GeoAI: Is intelligence spatial?
Large language models or lying language models? What does truth mean in the context of AI? Guest writer Krzysztof Janowicz, Professor of Cartography and Geoinformation Science at University of Vienna, explains why the data AI feeds on will always be deeply geographical, cultural, contradictory. GeoAI is needed to help navigate the spatiotemporal context of knowledge.
Handling the Diversity of Data and Definitions
It gets really interesting when we add a spatial and temporal component. So far, we have conveniently ignored the cultural and environmental backdrop on which a discussion occurs or data are created. We have slowly come to expect that terms such as freedom fighter, gender, and migration vary significantly across time and geographic spaces, e.g., across nations. However, the same holds for many seemingly more objective terms and even scientific terminology. For example, there are several hundred different and often legally binding definitions of "forest" or "city." This variability makes studying many of society's most pressing questions, such as climate-induced migration, extremely challenging. Human data scientists spend up to 80% of a project's resources to address such data challenges in a process called data wrangling, namely, getting data into shape. AI cannot do this, yet.

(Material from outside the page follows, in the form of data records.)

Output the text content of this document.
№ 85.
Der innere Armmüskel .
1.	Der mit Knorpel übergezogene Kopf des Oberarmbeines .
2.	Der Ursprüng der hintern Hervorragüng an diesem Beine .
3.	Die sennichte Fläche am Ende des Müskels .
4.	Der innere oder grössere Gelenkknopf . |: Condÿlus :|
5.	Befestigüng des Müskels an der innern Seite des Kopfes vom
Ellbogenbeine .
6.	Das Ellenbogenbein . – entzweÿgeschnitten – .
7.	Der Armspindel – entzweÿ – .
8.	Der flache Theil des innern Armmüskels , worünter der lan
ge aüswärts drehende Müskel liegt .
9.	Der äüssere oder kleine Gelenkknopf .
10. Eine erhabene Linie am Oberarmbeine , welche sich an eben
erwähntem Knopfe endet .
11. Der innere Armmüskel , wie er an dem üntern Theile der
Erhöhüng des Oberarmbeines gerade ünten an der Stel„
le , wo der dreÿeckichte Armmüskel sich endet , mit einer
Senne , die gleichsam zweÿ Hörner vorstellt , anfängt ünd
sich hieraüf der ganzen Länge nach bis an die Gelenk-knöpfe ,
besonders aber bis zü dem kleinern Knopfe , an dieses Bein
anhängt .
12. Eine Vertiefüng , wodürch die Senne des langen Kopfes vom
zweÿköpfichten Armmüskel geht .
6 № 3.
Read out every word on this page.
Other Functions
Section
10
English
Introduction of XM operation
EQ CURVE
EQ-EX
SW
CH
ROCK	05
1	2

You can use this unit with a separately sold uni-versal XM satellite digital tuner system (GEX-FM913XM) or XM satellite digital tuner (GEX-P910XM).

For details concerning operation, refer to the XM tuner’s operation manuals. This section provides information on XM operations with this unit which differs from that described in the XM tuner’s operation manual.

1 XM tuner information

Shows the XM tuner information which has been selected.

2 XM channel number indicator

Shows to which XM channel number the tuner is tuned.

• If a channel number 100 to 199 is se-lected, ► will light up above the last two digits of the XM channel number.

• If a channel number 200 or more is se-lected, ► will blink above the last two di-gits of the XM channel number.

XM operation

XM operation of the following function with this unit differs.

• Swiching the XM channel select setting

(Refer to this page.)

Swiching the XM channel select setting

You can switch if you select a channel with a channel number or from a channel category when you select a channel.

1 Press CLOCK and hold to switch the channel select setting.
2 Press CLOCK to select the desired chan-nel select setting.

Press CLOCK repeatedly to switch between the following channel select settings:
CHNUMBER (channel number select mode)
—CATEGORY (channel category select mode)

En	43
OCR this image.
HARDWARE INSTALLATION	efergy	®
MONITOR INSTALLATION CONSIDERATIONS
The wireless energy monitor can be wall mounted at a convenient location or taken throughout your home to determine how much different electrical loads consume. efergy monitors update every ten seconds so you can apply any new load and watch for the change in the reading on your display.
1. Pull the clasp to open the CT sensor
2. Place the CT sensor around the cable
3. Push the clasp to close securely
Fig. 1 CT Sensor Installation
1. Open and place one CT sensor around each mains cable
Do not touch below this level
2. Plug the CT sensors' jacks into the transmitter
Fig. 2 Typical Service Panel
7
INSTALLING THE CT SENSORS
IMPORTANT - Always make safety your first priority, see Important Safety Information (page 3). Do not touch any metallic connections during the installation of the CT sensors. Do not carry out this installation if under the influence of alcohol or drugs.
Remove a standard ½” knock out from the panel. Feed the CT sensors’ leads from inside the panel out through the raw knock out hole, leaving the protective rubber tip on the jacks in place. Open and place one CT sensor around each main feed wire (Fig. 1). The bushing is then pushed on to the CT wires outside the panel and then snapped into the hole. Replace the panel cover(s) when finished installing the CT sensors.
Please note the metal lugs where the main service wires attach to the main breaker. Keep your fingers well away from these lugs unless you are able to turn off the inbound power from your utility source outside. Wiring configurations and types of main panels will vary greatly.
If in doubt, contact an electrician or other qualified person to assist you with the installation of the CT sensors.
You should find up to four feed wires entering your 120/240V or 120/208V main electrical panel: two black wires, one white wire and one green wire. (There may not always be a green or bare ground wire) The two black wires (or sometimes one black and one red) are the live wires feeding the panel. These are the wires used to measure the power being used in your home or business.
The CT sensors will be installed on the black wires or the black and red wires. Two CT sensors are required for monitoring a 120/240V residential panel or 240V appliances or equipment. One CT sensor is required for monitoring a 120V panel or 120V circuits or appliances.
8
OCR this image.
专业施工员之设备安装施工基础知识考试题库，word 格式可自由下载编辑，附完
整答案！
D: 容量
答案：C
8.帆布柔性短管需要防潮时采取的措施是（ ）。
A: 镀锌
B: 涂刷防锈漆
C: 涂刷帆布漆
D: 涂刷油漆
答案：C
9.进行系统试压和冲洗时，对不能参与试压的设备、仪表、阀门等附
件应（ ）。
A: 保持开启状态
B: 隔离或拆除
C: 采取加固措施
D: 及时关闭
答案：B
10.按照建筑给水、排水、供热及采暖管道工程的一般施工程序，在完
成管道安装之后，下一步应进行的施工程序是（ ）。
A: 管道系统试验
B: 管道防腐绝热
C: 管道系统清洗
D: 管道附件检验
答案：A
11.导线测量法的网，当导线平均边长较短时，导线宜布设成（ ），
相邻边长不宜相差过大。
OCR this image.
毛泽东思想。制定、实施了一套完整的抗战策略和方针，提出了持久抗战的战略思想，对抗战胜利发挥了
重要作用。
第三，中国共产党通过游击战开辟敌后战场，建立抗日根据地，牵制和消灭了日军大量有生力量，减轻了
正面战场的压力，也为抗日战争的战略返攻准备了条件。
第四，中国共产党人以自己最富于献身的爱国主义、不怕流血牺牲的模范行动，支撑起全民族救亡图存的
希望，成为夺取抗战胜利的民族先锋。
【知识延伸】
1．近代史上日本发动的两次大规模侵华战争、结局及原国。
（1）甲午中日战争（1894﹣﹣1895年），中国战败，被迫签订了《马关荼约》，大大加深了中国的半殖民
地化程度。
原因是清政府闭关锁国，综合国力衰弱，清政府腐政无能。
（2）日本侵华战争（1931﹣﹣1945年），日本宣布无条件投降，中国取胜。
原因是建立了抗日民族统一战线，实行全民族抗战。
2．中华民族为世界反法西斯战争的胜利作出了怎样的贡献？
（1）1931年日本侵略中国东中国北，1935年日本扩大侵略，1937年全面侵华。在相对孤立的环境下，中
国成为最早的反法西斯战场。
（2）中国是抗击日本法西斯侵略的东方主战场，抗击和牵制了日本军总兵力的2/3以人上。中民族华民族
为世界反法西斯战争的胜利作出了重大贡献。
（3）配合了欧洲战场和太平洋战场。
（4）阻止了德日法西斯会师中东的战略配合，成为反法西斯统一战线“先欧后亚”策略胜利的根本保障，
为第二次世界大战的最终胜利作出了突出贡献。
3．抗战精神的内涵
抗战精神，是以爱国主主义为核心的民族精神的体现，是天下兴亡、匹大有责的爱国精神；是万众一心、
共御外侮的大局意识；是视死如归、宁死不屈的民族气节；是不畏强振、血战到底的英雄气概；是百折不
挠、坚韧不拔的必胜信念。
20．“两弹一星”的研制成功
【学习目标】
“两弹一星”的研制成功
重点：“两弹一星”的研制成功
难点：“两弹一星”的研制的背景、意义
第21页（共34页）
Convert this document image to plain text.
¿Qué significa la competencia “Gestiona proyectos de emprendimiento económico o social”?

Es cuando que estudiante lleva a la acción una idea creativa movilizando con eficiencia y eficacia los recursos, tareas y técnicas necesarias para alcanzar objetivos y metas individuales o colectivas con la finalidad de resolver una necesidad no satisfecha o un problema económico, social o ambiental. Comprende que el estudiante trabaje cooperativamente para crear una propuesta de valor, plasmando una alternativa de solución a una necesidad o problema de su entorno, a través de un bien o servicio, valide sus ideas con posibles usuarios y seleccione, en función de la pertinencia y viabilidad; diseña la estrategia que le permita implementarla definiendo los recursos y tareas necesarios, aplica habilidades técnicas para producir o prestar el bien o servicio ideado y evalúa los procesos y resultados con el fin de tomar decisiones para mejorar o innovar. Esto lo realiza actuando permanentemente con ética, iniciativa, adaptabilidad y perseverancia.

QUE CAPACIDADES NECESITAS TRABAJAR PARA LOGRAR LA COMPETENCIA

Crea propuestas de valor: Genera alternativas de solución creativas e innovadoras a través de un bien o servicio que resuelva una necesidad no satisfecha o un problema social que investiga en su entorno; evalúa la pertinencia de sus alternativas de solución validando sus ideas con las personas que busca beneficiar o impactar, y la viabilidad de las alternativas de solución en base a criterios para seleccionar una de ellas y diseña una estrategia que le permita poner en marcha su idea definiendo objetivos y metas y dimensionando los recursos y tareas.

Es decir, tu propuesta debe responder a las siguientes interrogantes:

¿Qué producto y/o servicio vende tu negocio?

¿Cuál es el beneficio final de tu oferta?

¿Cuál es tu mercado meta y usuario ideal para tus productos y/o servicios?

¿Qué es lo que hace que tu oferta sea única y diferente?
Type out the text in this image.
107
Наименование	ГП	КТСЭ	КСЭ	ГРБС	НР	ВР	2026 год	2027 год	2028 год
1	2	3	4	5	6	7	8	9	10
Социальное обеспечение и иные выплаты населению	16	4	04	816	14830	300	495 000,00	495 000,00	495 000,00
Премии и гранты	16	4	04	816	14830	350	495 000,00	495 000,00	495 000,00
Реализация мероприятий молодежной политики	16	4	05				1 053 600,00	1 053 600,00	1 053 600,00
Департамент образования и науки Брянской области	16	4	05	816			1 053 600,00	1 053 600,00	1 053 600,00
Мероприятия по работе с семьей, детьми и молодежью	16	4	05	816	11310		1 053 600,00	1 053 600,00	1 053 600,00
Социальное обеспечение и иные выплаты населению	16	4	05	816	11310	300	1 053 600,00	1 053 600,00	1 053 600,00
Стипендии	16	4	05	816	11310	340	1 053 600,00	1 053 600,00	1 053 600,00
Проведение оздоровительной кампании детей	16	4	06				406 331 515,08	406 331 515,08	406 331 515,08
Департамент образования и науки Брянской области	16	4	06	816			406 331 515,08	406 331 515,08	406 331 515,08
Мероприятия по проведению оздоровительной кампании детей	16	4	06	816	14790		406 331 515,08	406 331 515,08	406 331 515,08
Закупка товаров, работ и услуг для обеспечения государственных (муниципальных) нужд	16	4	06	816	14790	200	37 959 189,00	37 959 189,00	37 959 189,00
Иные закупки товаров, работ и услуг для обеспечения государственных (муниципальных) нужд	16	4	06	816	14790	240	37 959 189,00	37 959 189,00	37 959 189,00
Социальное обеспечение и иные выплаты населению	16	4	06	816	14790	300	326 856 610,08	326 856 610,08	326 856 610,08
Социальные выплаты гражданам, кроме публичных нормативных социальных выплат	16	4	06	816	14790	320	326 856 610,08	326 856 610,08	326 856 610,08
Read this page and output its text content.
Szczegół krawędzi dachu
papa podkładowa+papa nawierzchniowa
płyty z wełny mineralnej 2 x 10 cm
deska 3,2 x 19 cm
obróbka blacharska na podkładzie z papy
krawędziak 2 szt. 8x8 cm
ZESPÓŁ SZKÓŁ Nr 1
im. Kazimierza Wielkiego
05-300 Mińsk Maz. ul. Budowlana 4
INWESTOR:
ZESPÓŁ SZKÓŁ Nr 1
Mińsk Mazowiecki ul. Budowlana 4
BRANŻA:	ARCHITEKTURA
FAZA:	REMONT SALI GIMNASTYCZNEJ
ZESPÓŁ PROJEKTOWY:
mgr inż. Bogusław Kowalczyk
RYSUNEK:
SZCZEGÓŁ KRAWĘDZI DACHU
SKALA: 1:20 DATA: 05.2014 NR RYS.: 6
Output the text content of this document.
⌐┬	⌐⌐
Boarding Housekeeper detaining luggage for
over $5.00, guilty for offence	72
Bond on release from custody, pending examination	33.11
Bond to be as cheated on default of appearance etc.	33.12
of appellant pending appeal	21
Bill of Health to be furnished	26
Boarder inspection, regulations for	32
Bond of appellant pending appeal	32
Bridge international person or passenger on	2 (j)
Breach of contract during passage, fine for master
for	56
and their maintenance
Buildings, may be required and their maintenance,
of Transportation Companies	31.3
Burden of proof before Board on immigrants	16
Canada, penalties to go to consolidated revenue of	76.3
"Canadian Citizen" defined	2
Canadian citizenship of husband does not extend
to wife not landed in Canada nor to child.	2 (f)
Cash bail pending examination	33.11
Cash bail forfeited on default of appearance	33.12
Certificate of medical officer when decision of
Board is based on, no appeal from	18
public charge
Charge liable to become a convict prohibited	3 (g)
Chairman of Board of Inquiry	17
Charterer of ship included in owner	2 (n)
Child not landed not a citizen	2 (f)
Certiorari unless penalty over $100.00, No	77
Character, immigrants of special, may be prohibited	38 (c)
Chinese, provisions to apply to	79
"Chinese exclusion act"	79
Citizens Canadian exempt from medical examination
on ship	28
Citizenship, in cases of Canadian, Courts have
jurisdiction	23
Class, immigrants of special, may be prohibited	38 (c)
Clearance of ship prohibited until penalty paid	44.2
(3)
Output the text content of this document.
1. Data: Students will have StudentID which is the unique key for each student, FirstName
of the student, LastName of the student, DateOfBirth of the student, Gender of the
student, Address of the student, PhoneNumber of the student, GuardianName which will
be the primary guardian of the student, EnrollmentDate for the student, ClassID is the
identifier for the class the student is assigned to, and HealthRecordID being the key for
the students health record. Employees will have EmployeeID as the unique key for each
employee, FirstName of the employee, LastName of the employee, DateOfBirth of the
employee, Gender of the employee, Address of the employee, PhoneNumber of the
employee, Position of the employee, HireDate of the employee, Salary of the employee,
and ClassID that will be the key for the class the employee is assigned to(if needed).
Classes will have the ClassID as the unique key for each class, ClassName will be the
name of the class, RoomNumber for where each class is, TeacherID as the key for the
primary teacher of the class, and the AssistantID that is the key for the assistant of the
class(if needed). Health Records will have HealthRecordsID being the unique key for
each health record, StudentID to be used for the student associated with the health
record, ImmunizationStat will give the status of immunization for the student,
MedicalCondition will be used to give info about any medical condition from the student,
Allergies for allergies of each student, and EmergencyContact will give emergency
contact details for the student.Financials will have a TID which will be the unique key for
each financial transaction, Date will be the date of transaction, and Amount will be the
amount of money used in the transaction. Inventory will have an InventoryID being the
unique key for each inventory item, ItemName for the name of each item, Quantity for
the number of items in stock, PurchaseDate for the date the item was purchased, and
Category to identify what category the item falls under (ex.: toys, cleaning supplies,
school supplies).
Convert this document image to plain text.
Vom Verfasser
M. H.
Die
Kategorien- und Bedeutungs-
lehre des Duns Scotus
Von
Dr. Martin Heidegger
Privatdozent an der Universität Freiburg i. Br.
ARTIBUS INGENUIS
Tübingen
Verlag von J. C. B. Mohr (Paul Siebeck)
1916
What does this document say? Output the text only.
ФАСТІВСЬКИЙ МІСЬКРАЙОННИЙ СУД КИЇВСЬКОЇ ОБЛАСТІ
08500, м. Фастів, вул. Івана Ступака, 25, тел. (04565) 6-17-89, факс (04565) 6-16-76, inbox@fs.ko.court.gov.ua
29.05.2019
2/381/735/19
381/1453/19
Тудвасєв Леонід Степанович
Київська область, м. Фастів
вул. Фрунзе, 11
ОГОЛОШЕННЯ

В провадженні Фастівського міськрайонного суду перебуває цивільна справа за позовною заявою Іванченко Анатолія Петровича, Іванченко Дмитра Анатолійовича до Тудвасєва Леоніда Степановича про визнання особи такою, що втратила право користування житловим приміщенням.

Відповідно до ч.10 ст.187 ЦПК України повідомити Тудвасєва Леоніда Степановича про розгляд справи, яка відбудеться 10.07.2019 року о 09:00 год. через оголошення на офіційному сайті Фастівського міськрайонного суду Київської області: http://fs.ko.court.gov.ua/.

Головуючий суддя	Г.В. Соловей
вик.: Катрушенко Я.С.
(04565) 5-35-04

Currently, one of the most prominent candidates for making data more AI-ready is knowledge graphs. In contrast to typical data infrastructures that merely handle access to data, these graphs are large-scale structures in which billions of individual entities from across highly heterogeneous sources describing places, people, objects, and events are densely interlinked in a human and machine-readable form. Our KnowWhereGraph, for instance, is such a graph and consists of over 40 billion statements (facts, so to speak) across more than 30 interlinked data layers, ranging from health and population data, infrastructure, places, climate variables, crops, and soil quality to past extreme events such as landslides, together with their impact assessments.
KnowWhereGraph's ultimate goal is to deliver geographic summaries for any place on Earth within seconds to provide AI with the contextual background knowledge required to answer questions instead of dreaming up results. While many commercial AI systems utilize their own enterprise graphs, others use Wikipedia's sister project Wikidata. These graphs currently provide the data required for retrieval-augmented generation (RAG).
Hence, it should be easy for an AI chatbot to retrieve the number of citizens living in Vienna at a user's request, but it isn't. This surprising answer stems from the fact that there are dozens of competing population figures: government statistics, statistical estimates, third party estimates, (core) city versus metropolitan area statistics, and so forth. Wikipedia alone reports dozens of population counts for Vienna, e.g. depending on the language version. Which data source should an AI prioritize? For now, human machine learning experts take these decisions in the background.
Biased data, biased representation
Yet again, the answer to this question is geographic. It turns out that what we know about places, cultures, people, and events differs in its degree of localness. Put simply, most of the information that is available to LLM and RAG for the United States comes from the US. However, this changes rapidly as we look at the Global South, Asia, and even parts of Europe. For many of these countries, the majority of information, e.g., webpages, also comes from the US, France, and a few others instead of the countries themselves. For our Vienna example, would you trust the population count from the German Wikipedia version more (as it is more likely written by locals) or the English/international version?
Statistics describing the geographic distribution of training images for AI models that generate images from text are even more concerning. For one popular dataset, for instance, only a combined 3% of training images come from China and India. The big question is, does this matter? Our current research indicates that it does. "Geography according to ChatGPT" does not always truthfully reflect local heterogeneity. As we will increasingly learn about the world around us through the eyes of AI systems, it is problematic if an image generator, when prompted to make an image of a mountain, always returns the Appalachians and never the Kilimanjaro.
Both industry and research are aware of these and other biases. However, debiasing is not an objective task especially as it is unclear whether we want AI to show what is versus how we aspire things to be. Google, for instance, recently had to prominently admit to "missing the mark" when its AI system, while trying to increase diversity in its results, also depicted black and Asian Nazi soldiers. Ideally, deciding how LLM should conform to societal goals would be a question of democratic consensus, not closed-door meetings and technology. Otherwise, we risk turning the first "L" from "large" into “lying". For now, answering our initial question "Do we know what AI will know" requires also to ask: "Do we know what the engineers that we trusted with debiasing AI know?”
Finally, it is worth asking what truth means in an AI context. By now, you will not be surprised to read that truth also has a spatial and temporal dimension. Whether a statement is true depends on when and even where something was said. Famously, Google returns different maps when looking at the Kashmir region in Google Maps while traveling in India versus in Pakistan, as the borders are contested. Consequently, "facts" about the overall area or population of these countries also depend on where you are when you ask these questions. Which answer do we expect from an AI? Or should there be many local AI? Data about the world, when taken at scale, is not contradiction-free and these contradictions are not data errors but reflect differences in local cultures, customs, and laws.
To know what AI will know we need to understand how AI represents the world around us while acknowledging the geographic, cultural, and temporal contexts that shape the training data it has access to.